Nascido em Londres e educado em Eton e Oxford, A. J. Ayer foi professor na Universidade de Londres desde 1946 e em Oxford desde 1959. Ele também era locutor.

Ayer alcançou fama precoce como autor de Language, Truth and Logic (Linguagem, Verdade e Lógica), uma obra que fez muito para familiarizar o mundo de língua inglesa com o positivismo lógico. Baseado no conhecimento em primeira mão do circulo de Viena, ele está entre as exposições mais claras e diretas sobre o assunto em qualquer idioma. Em alguns aspectos, também, representa uma síntese das versões britânica e continental do empirismo. Ayer concorda com este último ao rejeitar a metafísica e limitar a filosofia à análise.

Ele concebe o método analítico como a tradução de expressões problemáticas em uma terminologia logicamente mais explícita, e normalmente faz uso dele para resolver os pontos cruciais da teoria do conhecimento. Objetos materiais, por exemplo, não são “construídos” a partir de dados dos sentidos (sense-data). Esse “fenomenalismo” linguístico é apresentado como uma verdade já vislumbrada nos escritos de Berkeley e Hume.

Além de seu tratamento controverso de proposições éticas (como ‘emotivas’ em vez de factuais), a outra característica principal da discussão de Ayer é sua proposta de distinguir uma forma mais fraca do princípio de verificação, projetado para excluir a metafísica enquanto preserva o significado de outras proposições supostamente mais útil à ciência.
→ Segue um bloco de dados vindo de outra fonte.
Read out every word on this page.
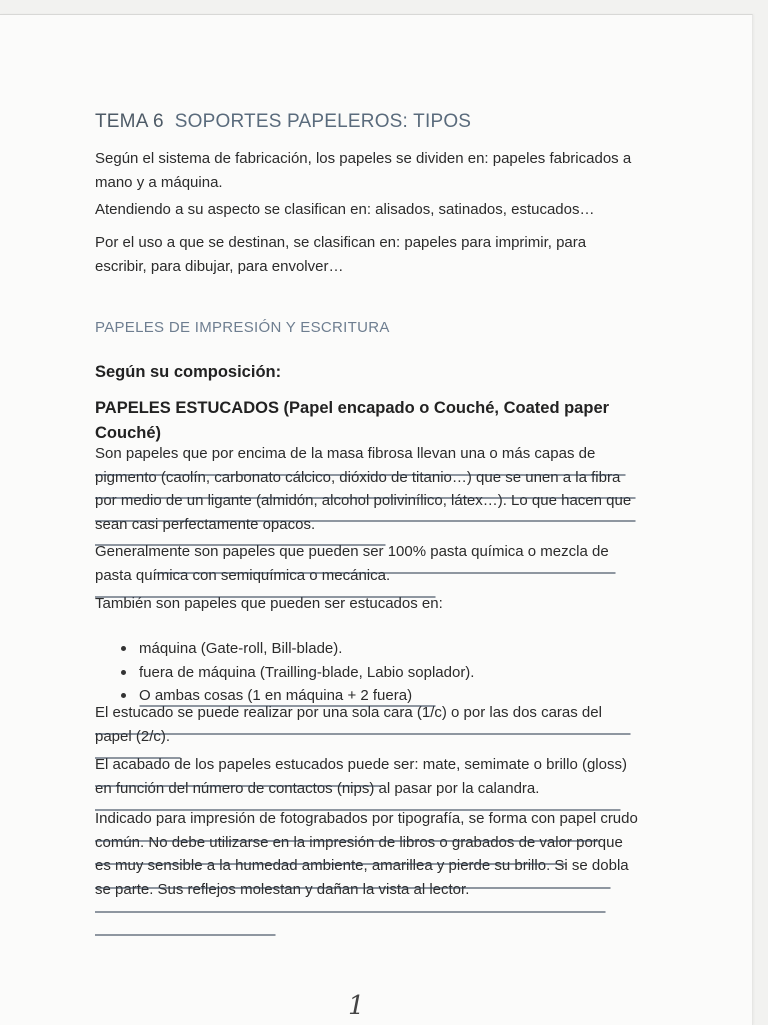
TEMA 6 SOPORTES PAPELEROS: TIPOS

Según el sistema de fabricación, los papeles se dividen en: papeles fabricados a mano y a máquina.

Atendiendo a su aspecto se clasifican en: alisados, satinados, estucados…

Por el uso a que se destinan, se clasifican en: papeles para imprimir, para escribir, para dibujar, para envolver…

PAPELES DE IMPRESIÓN Y ESCRITURA
Según su composición:
PAPELES ESTUCADOS (Papel encapado o Couché, Coated paper Couché)

Son papeles que por encima de la masa fibrosa llevan una o más capas de pigmento (caolín, carbonato cálcico, dióxido de titanio…) que se unen a la fibra por medio de un ligante (almidón, alcohol polivinílico, látex…). Lo que hacen que sean casi perfectamente opacos.

Generalmente son papeles que pueden ser 100% pasta química o mezcla de pasta química con semiquímica o mecánica.

También son papeles que pueden ser estucados en:

máquina (Gate-roll, Bill-blade).
fuera de máquina (Trailling-blade, Labio soplador).
O ambas cosas (1 en máquina + 2 fuera)

El estucado se puede realizar por una sola cara (1/c) o por las dos caras del papel (2/c).

El acabado de los papeles estucados puede ser: mate, semimate o brillo (gloss) en función del número de contactos (nips) al pasar por la calandra.

Indicado para impresión de fotograbados por tipografía, se forma con papel crudo común. No debe utilizarse en la impresión de libros o grabados de valor porque es muy sensible a la humedad ambiente, amarillea y pierde su brillo. Si se dobla se parte. Sus reflejos molestan y dañan la vista al lector.

1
As dificuldades de formulação provaram ser muito maiores do que ele esperava, e foram revisadas em sua introdução à segunda edição.

Os escritos posteriores de Ayer, especialmente The Problem of Knowledge (1956) foram amplamente dedicados à redução de sua posição à luz das críticas subsequentes. Os mesmos problemas epistemológicos são repetidamente enfrentados, substancialmente com as mesmas armas; mas há menos disposição para reivindicar a finalidade dos resultados.

As alegações de senso comum de conhecimento do mundo externo, do passado, do eu e de outras pessoas são agora examinadas, não para “reduzi-las” ou repudiá-las, mas para elucidar os fundamentos lógicos para sua aceitação. Em busca dessa investigação, Ayer chegou a duvidar da possibilidade de analisar afirmações sobre objetos materiais em afirmações sobre a ocorrência real ou possível de dados dos sentidos; e ele finalmente abandonou o fenomenalismo. Sua posição posterior pode ser descrita como a de um empirista de mente analítica, duvidoso das reivindicações feitas por “linguagem comum”, e sem compromissos com qualquer escola realmente definível.